Cette fois, j’avais raté mon saut. J’étais trop long pour les immeubles voisins, trop court pour les autres. Je me suis retrouvé sur un toit. Oh ! pas un bon toit bien plat où j’aurais pu passer trois secondes à balancer une autre fusée atomique. Non… Mon terrain d’atterrissage était une espèce de jungle de tuyaux, de canalisations, de quincaillerie. C’était peut-être une usine ou un complexe chimique. Pas l’idéal pour un fantassin. Pour arranger mes affaires, une bonne dizaine d’indigènes m’attendaient. Ces types étaient humanoïdes. Ils mesuraient dans les deux mètres cinquante – beaucoup plus minces que nous. Leur température interne était plus élevée et, comme ils ne portaient pas de vêtements, ils m’apparaissaient comme une très belle enseigne au néon. A la lumière du jour, ils étaient encore plus bizarres mais sûrement plus faciles à fréquenter que les arachnides, ces machins qui m’avaient toujours rendu malade.
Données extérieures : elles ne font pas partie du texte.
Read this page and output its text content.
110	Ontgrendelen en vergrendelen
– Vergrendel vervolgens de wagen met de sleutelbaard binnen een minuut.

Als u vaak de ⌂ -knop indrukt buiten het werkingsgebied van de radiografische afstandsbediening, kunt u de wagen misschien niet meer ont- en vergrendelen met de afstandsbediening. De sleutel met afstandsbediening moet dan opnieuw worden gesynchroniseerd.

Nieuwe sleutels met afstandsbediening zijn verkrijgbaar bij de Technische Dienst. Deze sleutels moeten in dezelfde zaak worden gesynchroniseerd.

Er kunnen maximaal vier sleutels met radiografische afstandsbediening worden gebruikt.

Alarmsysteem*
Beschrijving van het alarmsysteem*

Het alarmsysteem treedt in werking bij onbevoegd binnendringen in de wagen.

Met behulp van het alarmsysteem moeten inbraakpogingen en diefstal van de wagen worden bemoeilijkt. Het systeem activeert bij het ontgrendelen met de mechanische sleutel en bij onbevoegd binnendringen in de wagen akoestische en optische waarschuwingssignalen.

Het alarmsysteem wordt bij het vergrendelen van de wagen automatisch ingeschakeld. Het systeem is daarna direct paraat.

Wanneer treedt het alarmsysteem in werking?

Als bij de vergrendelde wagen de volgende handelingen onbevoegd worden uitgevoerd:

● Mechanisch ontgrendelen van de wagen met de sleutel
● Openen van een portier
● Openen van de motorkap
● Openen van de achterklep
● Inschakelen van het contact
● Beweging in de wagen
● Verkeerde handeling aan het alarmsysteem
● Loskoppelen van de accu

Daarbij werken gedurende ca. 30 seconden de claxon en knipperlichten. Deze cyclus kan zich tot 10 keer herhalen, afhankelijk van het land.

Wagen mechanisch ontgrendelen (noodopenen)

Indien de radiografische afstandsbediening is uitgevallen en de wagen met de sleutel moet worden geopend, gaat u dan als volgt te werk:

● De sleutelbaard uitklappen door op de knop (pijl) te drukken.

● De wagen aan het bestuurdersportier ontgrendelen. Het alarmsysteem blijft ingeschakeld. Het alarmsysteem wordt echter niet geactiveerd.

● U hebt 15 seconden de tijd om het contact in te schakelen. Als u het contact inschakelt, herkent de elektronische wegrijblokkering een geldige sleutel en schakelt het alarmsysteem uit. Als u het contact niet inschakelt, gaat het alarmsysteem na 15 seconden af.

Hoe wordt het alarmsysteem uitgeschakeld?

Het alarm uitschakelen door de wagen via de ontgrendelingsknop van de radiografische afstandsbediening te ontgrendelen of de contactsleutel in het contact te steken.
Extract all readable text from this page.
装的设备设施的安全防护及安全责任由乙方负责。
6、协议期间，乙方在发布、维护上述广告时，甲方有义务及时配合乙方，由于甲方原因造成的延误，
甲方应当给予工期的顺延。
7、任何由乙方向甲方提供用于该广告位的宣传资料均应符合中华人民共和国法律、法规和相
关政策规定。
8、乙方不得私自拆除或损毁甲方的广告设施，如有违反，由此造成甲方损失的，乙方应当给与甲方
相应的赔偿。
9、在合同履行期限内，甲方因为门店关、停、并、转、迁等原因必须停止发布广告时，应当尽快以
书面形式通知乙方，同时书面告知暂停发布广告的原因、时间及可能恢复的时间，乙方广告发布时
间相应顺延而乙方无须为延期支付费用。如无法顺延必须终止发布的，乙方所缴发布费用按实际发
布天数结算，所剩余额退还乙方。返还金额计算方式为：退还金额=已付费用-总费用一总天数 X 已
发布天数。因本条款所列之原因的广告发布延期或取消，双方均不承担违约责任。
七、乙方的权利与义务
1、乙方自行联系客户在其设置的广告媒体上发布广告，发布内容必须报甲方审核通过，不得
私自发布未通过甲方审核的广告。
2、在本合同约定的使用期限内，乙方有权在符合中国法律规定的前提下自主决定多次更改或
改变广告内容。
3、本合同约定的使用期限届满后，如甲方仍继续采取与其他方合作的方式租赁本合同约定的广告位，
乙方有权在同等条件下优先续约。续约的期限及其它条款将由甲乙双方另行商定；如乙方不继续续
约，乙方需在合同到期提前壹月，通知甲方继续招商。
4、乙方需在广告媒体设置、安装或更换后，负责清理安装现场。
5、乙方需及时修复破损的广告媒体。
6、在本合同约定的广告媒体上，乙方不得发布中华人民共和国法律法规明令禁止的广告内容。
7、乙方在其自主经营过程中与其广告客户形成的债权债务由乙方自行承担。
Ces rachitiques s’étaient trouvés là dans les trente secondes précédentes, quand la première fusée avait explosé, alors ils ne pouvaient pas vraiment me voir. Mais je ne devais pas compter là-dessus. Pas de subtilités. Un raid-éclair, c’est ça. J’ai donc remis la gomme et je leur ai fait une petite distribution de pyro-pilules à retardement pour les occuper. Je me suis posé plus loin et j’ai redémarré aussitôt en gueulant :
— Deuxième section ! Nombres pairs ! En avaant !
Et on a continué comme ça pour essayer de recoller. A chaque bond, j’essayais de repérer des objectifs valables. Il me restait encore trois mini-A sur le dos et je n’avais pas l’intention de les ramener à bord. Pourtant, on m’avait appris que les armes atomiques portatives valent de l’argent et qu’il ne faut pas les gaspiller au hasard. C’était seulement la deuxième fois qu’on m’en confiait.
Pour l’heure, je me décarcassais à essayer de repérer leur barrage. Un coup direct, et toute la ville aurait été inhabitable. Ils se seraient tous envolés sans qu’on ait à les tuer, ce qui était exactement le boulot qu’on attendait de nous. D’après la carte apprise sous hypno, le barrage était encore à cinq kilomètres en amont. Mais je ne l’apercevais toujours pas. Peut-être à cause de mes bonds qui ne m’envoyaient jamais assez haut. J’avais bien envie, à chaque fois, de prendre un peu d’altitude, mais je me rappelais ce que Migliaccio m’avait dit. Je n’étais pas là pour rafler une médaille. J’ai mis ma batterie Y en automatique pour qu’elle balance quelques petites bombes. Entre deux tirs, j’ai déclenché quelques incendies, un peu au hasard. J’essayais toujours de tomber sur ce barrage ou sur n’importe quelle cible valable.
Oui !… Il y avait quelque chose dans mon rayon d’action. C’était gros. Le barrage, peut-être… J’ai sauté jusqu’au sommet du bâtiment le plus proche, le temps de placer une mire. Retour au sol. Jelly appelait :
— Johnnie ! Red ! Commencez à rabattre les flancs !
J’ai accusé réception et j’ai entendu Red également. Puis j’ai allumé ma balise pour qu’il m’identifie et j’ai pris mes repères sur la sienne tout en appelant :
— Deuxième section ! Rabattez-vous en tenaille ! Chefs de peloton : bien reçu ?
Les 4 et 5 ont répondu tout de suite.
— Vu ! a lancé Ace. On fait déjà mouvement. Grouillez !
La balise de Red m’indiquait que le flanc droit était presque droit devant moi, mais à plus de vingt kilomètres encore. Bon Dieu ! Ace avait raison : j’avais tout intérêt à me grouiller si je voulais recoller avant la minute M. Et je trimbalais avec moi encore près de deux cents livres d’explosifs, de munitions et d’artillerie divers que j’avais à peine le temps d’utiliser.